2. The pillow block according to claim 1,

wherein the concave part includes an inclined ceiling, so that the height position of the pillow block main body is changed depending on a position where the inclined ceiling is in contact with an upper surface of the wedge body, and

wherein the bracket includes elongated holes, so that the bracket is temporarily fixed to the mounting surface with screws in a manner such that the position of the bracket in the recording medium feeding direction is adjustable.

3. The pillow block according to claim 1,

wherein the pillow block main body includes plural screw holes formed on a surface on a side opposite to the side of the concave part, and

wherein the bracket includes plural screw holes on a surface that faces the surface on which the plural screw holes of the pillow block main body are formed to fix the pillow block main body and the wedge body inserted into the concave part of the pillow block main body.
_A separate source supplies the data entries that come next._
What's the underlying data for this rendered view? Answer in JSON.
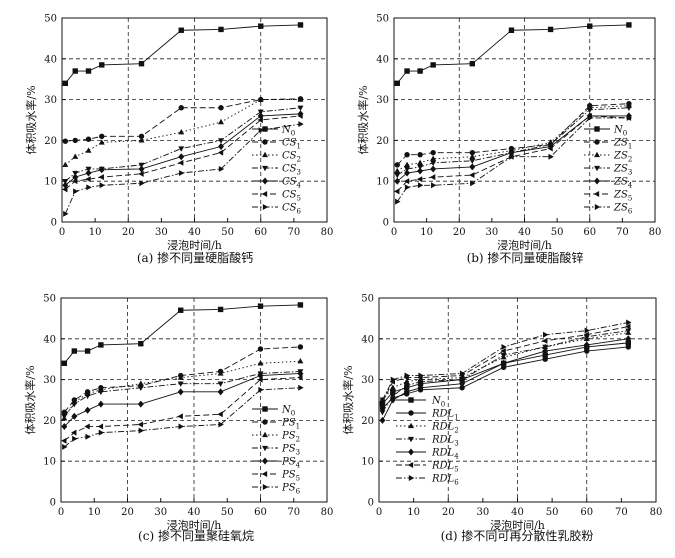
{
  "chart_data": [
    {
      "type": "line",
      "caption": "(a) 掺不同量硬脂酸钙",
      "xlabel": "浸泡时间/h",
      "ylabel": "体积吸水率/%",
      "xlim": [
        0,
        80
      ],
      "ylim": [
        0,
        50
      ],
      "xticks": [
        0,
        10,
        20,
        30,
        40,
        50,
        60,
        70,
        80
      ],
      "yticks": [
        0,
        10,
        20,
        30,
        40,
        50
      ],
      "grid": "dashed",
      "legend_position": "right",
      "x": [
        1,
        4,
        8,
        12,
        24,
        36,
        48,
        60,
        72
      ],
      "series": [
        {
          "name": "N",
          "sub": "0",
          "marker": "square",
          "dash": "solid",
          "values": [
            34,
            37,
            37,
            38.5,
            38.8,
            47,
            47.2,
            48,
            48.3
          ]
        },
        {
          "name": "CS",
          "sub": "1",
          "marker": "circle",
          "dash": "dash",
          "values": [
            19.8,
            20,
            20.3,
            21,
            21,
            28,
            28,
            30,
            30.2
          ]
        },
        {
          "name": "CS",
          "sub": "2",
          "marker": "triangle-up",
          "dash": "dot",
          "values": [
            14,
            16,
            17.5,
            19.5,
            20,
            22,
            24.5,
            30,
            30
          ]
        },
        {
          "name": "CS",
          "sub": "3",
          "marker": "triangle-down",
          "dash": "dashdot",
          "values": [
            10,
            12,
            13,
            13,
            14,
            18,
            20,
            27,
            28
          ]
        },
        {
          "name": "CS",
          "sub": "4",
          "marker": "diamond",
          "dash": "solid",
          "values": [
            9,
            11,
            12,
            12.8,
            13,
            16,
            18.5,
            26,
            26.5
          ]
        },
        {
          "name": "CS",
          "sub": "5",
          "marker": "triangle-left",
          "dash": "dash",
          "values": [
            8,
            10,
            10.5,
            11,
            11.8,
            14.5,
            17,
            25,
            26
          ]
        },
        {
          "name": "CS",
          "sub": "6",
          "marker": "triangle-right",
          "dash": "dashdot",
          "values": [
            2,
            7.5,
            8.5,
            9,
            9.5,
            12,
            13,
            22.5,
            24
          ]
        }
      ]
    },
    {
      "type": "line",
      "caption": "(b) 掺不同量硬脂酸锌",
      "xlabel": "浸泡时间/h",
      "ylabel": "体积吸水率/%",
      "xlim": [
        0,
        80
      ],
      "ylim": [
        0,
        50
      ],
      "xticks": [
        0,
        10,
        20,
        30,
        40,
        50,
        60,
        70,
        80
      ],
      "yticks": [
        0,
        10,
        20,
        30,
        40,
        50
      ],
      "grid": "dashed",
      "legend_position": "right",
      "x": [
        1,
        4,
        8,
        12,
        24,
        36,
        48,
        60,
        72
      ],
      "series": [
        {
          "name": "N",
          "sub": "0",
          "marker": "square",
          "dash": "solid",
          "values": [
            34,
            37,
            37,
            38.5,
            38.8,
            47,
            47.2,
            48,
            48.3
          ]
        },
        {
          "name": "ZS",
          "sub": "1",
          "marker": "circle",
          "dash": "dash",
          "values": [
            14,
            16.5,
            16.5,
            17,
            17,
            18,
            19,
            28.5,
            29
          ]
        },
        {
          "name": "ZS",
          "sub": "2",
          "marker": "triangle-up",
          "dash": "dot",
          "values": [
            12.5,
            14,
            14.5,
            15.5,
            16,
            17.5,
            19.5,
            28,
            28.5
          ]
        },
        {
          "name": "ZS",
          "sub": "3",
          "marker": "triangle-down",
          "dash": "dashdot",
          "values": [
            11.5,
            13,
            13.5,
            14.5,
            15,
            17,
            19,
            27.5,
            28
          ]
        },
        {
          "name": "ZS",
          "sub": "4",
          "marker": "diamond",
          "dash": "solid",
          "values": [
            10,
            12,
            12.5,
            13,
            13.5,
            17,
            18.5,
            26,
            26
          ]
        },
        {
          "name": "ZS",
          "sub": "5",
          "marker": "triangle-left",
          "dash": "dash",
          "values": [
            7.5,
            10,
            10.5,
            11,
            11.5,
            16,
            18,
            26,
            25.5
          ]
        },
        {
          "name": "ZS",
          "sub": "6",
          "marker": "triangle-right",
          "dash": "dashdot",
          "values": [
            5,
            8.5,
            9,
            9,
            9.5,
            16,
            16,
            25.5,
            25.5
          ]
        }
      ]
    },
    {
      "type": "line",
      "caption": "(c) 掺不同量聚硅氧烷",
      "xlabel": "浸泡时间/h",
      "ylabel": "体积吸水率/%",
      "xlim": [
        0,
        80
      ],
      "ylim": [
        0,
        50
      ],
      "xticks": [
        0,
        10,
        20,
        30,
        40,
        50,
        60,
        70,
        80
      ],
      "yticks": [
        0,
        10,
        20,
        30,
        40,
        50
      ],
      "grid": "dashed",
      "legend_position": "right",
      "x": [
        1,
        4,
        8,
        12,
        24,
        36,
        48,
        60,
        72
      ],
      "series": [
        {
          "name": "N",
          "sub": "0",
          "marker": "square",
          "dash": "solid",
          "values": [
            34,
            37,
            37,
            38.5,
            38.8,
            47,
            47.2,
            48,
            48.3
          ]
        },
        {
          "name": "PS",
          "sub": "1",
          "marker": "circle",
          "dash": "dash",
          "values": [
            22,
            25,
            27,
            28,
            28.5,
            31,
            32,
            37.5,
            38
          ]
        },
        {
          "name": "PS",
          "sub": "2",
          "marker": "triangle-up",
          "dash": "dot",
          "values": [
            20.5,
            24.5,
            26.5,
            27.5,
            29,
            30.5,
            31.5,
            34,
            34.5
          ]
        },
        {
          "name": "PS",
          "sub": "3",
          "marker": "triangle-down",
          "dash": "dashdot",
          "values": [
            21,
            24,
            26,
            27,
            28,
            29,
            29,
            31.5,
            32
          ]
        },
        {
          "name": "PS",
          "sub": "4",
          "marker": "diamond",
          "dash": "solid",
          "values": [
            18.5,
            21,
            22.5,
            24,
            24,
            27,
            27,
            31,
            31.5
          ]
        },
        {
          "name": "PS",
          "sub": "5",
          "marker": "triangle-left",
          "dash": "dash",
          "values": [
            15,
            17,
            18.5,
            18.5,
            19,
            21,
            21.5,
            30,
            30.5
          ]
        },
        {
          "name": "PS",
          "sub": "6",
          "marker": "triangle-right",
          "dash": "dashdot",
          "values": [
            13.5,
            15.5,
            16,
            17,
            17.5,
            18.5,
            19,
            27.5,
            28
          ]
        }
      ]
    },
    {
      "type": "line",
      "caption": "(d) 掺不同可再分散性乳胶粉",
      "xlabel": "浸泡时间/h",
      "ylabel": "体积吸水率/%",
      "xlim": [
        0,
        80
      ],
      "ylim": [
        0,
        50
      ],
      "xticks": [
        0,
        10,
        20,
        30,
        40,
        50,
        60,
        70,
        80
      ],
      "yticks": [
        0,
        10,
        20,
        30,
        40,
        50
      ],
      "grid": "dashed",
      "legend_position": "top-left",
      "x": [
        1,
        4,
        8,
        12,
        24,
        36,
        48,
        60,
        72
      ],
      "series": [
        {
          "name": "N",
          "sub": "0",
          "marker": "square",
          "dash": "solid",
          "values": [
            24,
            27,
            28,
            29,
            30,
            34,
            36,
            38,
            39
          ]
        },
        {
          "name": "RDL",
          "sub": "1",
          "marker": "circle",
          "dash": "solid",
          "values": [
            23,
            25.5,
            26.5,
            27.5,
            28,
            33,
            35,
            37,
            38
          ]
        },
        {
          "name": "RDL",
          "sub": "2",
          "marker": "triangle-up",
          "dash": "dot",
          "values": [
            25,
            28,
            29.5,
            30,
            30.5,
            35.5,
            38,
            40,
            41.5
          ]
        },
        {
          "name": "RDL",
          "sub": "3",
          "marker": "triangle-down",
          "dash": "dashdot",
          "values": [
            22,
            26,
            28.5,
            29.5,
            30,
            36,
            38,
            40.5,
            42
          ]
        },
        {
          "name": "RDL",
          "sub": "4",
          "marker": "diamond",
          "dash": "solid",
          "values": [
            20,
            25,
            27,
            28,
            29,
            34,
            37,
            38.5,
            40
          ]
        },
        {
          "name": "RDL",
          "sub": "5",
          "marker": "triangle-left",
          "dash": "dash",
          "values": [
            24.5,
            29.5,
            30.5,
            30.5,
            31,
            37,
            39.5,
            41,
            43
          ]
        },
        {
          "name": "RDL",
          "sub": "6",
          "marker": "triangle-right",
          "dash": "dashdot",
          "values": [
            25,
            30,
            31,
            31,
            31.5,
            38,
            41,
            42,
            44
          ]
        }
      ]
    }
  ]
}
4. The pillow block according to claim 1,

wherein the bracket includes elongated holes to fix the bracket to the mounting surface and a pair of fixing surface parts to be fixed to the mounting surface, and

wherein each of the pair of the fixing surface parts includes a pair of the elongated holes arranged in the recording medium feeding direction.

5. A feeding apparatus for feeding a recording medium, the feeding apparatus comprising:

the pillow block according to claim 1.

6. An image forming apparatus that feeds a recording medium by using the feeding apparatus according to claim 5.

7. An image processing apparatus that feeds a recording medium by using the feeding apparatus according to claim 5.